Keep Your WordPress Site Up-To-Date
WordPress releases regular updates in order to minimize vulnerabilities… make sure your version is always up-to-date. You should also refrain from displaying its version number on your website as that gives hackers a clear picture of which cracks to exploit.
Keep Your Plugins Up-To-Date
As much as possible, make sure that you are only using themes and plugins that you trust and that are being updated regularly. The wrong plugins can introduce vulnerabilities or even backdoors to your websites. Also, remove plugins that you are no longer using.
When you host with us, we manage most of the updates on your WordPress account. By default your account is set to automatically update on a daily basis when new plugin versions are released. The only thing we don’t update are your themes, you will need to review these yourself.

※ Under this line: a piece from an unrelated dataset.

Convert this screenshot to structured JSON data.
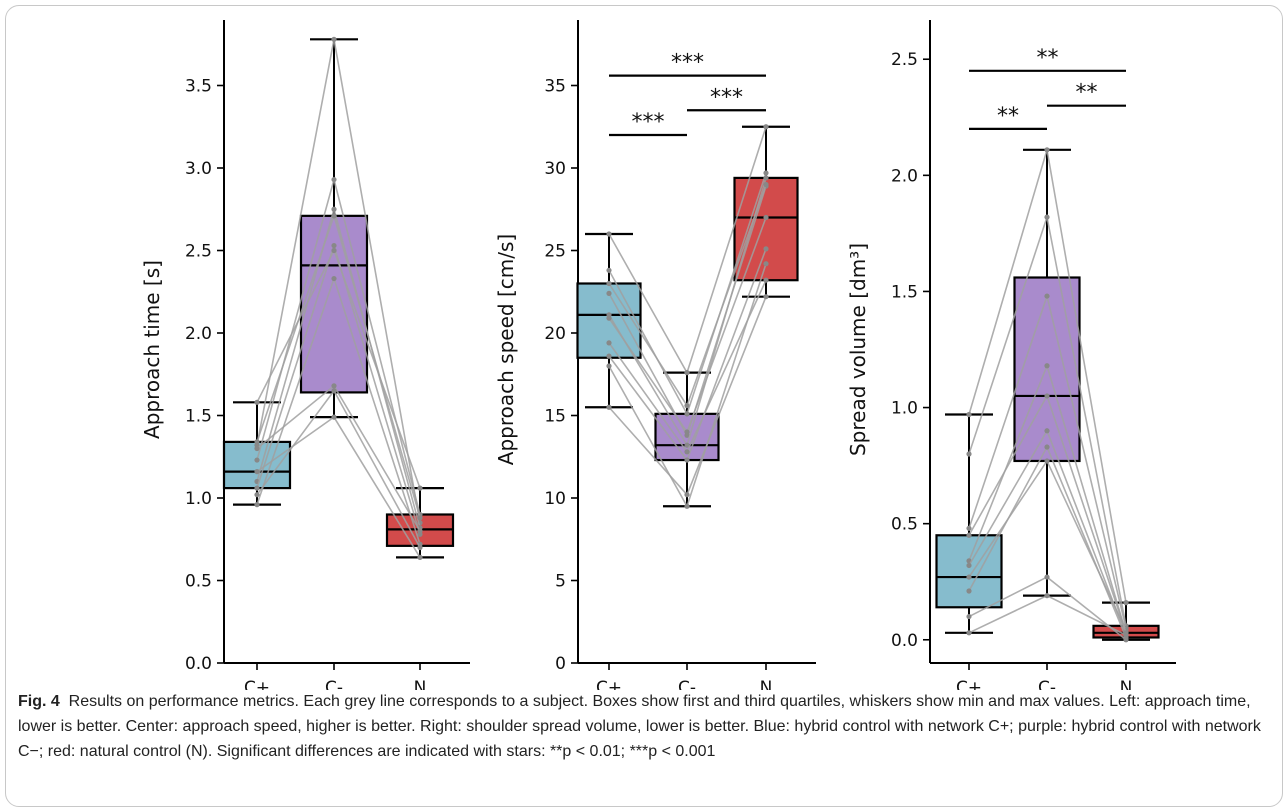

You should not give guest contributors or contractors full control unless absolutely necessary and you should remove it once the job is complete. Contributors themselves can be hacked, especially if they are not using a strong password. Disgruntled employees or contractors can wreck havoc on your website. Review accounts on a regular basis and be sure to remove them as soon as the account is no longer needed.
Back It Up
Realistically, hacking can never be prevented. This is because every week a new vulnerability is discovered in software powering websites. Even if your website is managed by a team of security experts, your website will always be vulnerable. That is why NOTHING beats a good backup of your website and database. If your website is hacked, you need to be up and running again immediately. A regular backup should keep your downtime to a minimum. Just in case something does go wrong, we take daily backups of your entire account: your files, your database, plugins, themes, settings, you name it!
Note: Always have a back up! Don’t learn the hard way!